West Virginia spring salamander
- Conservation status: Critically Endangered (IUCN 3.1)

Scientific classification
- Kingdom: Animalia
- Phylum: Chordata
- Class: Amphibia
- Order: Urodela
- Family: Plethodontidae
- Genus: Gyrinophilus
- Species: G. subterraneus
- Binomial name: Gyrinophilus subterraneus Besharse & Holsinger, 1977

= West Virginia spring salamander =

- Authority: Besharse & Holsinger, 1977
- Conservation status: CR

Species of amphibian

The West Virginia spring salamander (Gyrinophilus subterraneus) is a species of troglobitic salamander in the family Plethodontidae. It is endemic to West Virginia, the United States.

The salamander is only found in the General Davis Cave in Greenbrier County and lives in cave stream passages with large amounts of decaying organic matter. It is considered critically endangered by the International Union for Conservation of Nature (IUCN) and is under review for listing under the Endangered Species Act of 1973.

General Davis Cave forms part of the 4.4 mi2 Davis Hollow drainage basin, itself part of the Greenbrier River watershed. A conservation easement for this cave has been purchased by The Nature Conservancy and it is closed to the public in order to protect this salamander and a small bat colony.

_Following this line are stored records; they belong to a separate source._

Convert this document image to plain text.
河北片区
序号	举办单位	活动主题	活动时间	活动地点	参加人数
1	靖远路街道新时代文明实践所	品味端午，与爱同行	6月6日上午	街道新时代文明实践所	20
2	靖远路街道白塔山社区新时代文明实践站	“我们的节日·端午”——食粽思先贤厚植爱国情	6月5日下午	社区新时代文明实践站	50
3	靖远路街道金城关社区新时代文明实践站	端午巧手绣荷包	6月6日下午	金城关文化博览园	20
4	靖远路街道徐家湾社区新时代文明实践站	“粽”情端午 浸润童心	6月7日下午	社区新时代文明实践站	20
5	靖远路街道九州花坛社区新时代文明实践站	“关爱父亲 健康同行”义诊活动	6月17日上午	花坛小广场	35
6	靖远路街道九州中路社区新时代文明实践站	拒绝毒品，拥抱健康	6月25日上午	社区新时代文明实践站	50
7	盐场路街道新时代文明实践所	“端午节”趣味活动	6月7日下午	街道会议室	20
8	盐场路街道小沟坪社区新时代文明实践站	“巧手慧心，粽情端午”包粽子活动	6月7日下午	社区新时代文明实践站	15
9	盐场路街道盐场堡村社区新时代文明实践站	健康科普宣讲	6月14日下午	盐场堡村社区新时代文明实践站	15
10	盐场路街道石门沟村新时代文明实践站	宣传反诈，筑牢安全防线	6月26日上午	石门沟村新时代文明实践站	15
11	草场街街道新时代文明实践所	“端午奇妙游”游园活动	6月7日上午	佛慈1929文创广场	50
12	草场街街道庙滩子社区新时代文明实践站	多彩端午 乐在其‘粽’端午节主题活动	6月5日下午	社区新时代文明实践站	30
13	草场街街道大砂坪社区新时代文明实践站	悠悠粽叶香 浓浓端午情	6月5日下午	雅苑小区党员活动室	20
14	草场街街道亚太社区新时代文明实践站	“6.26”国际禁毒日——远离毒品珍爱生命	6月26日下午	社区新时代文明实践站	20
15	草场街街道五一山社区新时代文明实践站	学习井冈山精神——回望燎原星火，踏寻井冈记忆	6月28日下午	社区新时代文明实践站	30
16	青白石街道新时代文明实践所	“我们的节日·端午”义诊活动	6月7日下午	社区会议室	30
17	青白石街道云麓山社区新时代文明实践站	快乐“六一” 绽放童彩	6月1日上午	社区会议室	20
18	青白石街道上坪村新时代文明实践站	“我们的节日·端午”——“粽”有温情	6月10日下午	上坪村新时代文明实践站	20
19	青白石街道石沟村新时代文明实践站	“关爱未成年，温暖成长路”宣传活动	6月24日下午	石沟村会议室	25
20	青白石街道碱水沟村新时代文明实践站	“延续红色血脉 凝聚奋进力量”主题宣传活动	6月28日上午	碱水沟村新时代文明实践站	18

Like the western grotto salamander (Eurycea spelaea), the West Virginia spring salamander can undergo complete metamorphosis, which is very rare among cave salamanders. It is not known how often metamorphosis occurs, but when it does, it happens after the larvae have reached a very large size.

The IUCN estimates that fewer than 250 individuals of this species remain as of 2021. Possible future threats to the West Virginia spring salamander include development of the groundwater recharge area, interaction with spring salamanders (Gyrinophilus porphyriticus) and the potential for introduction of salamander chytrid fungus (Batrachochytrium salamandrivorans) from Europe to the Americas.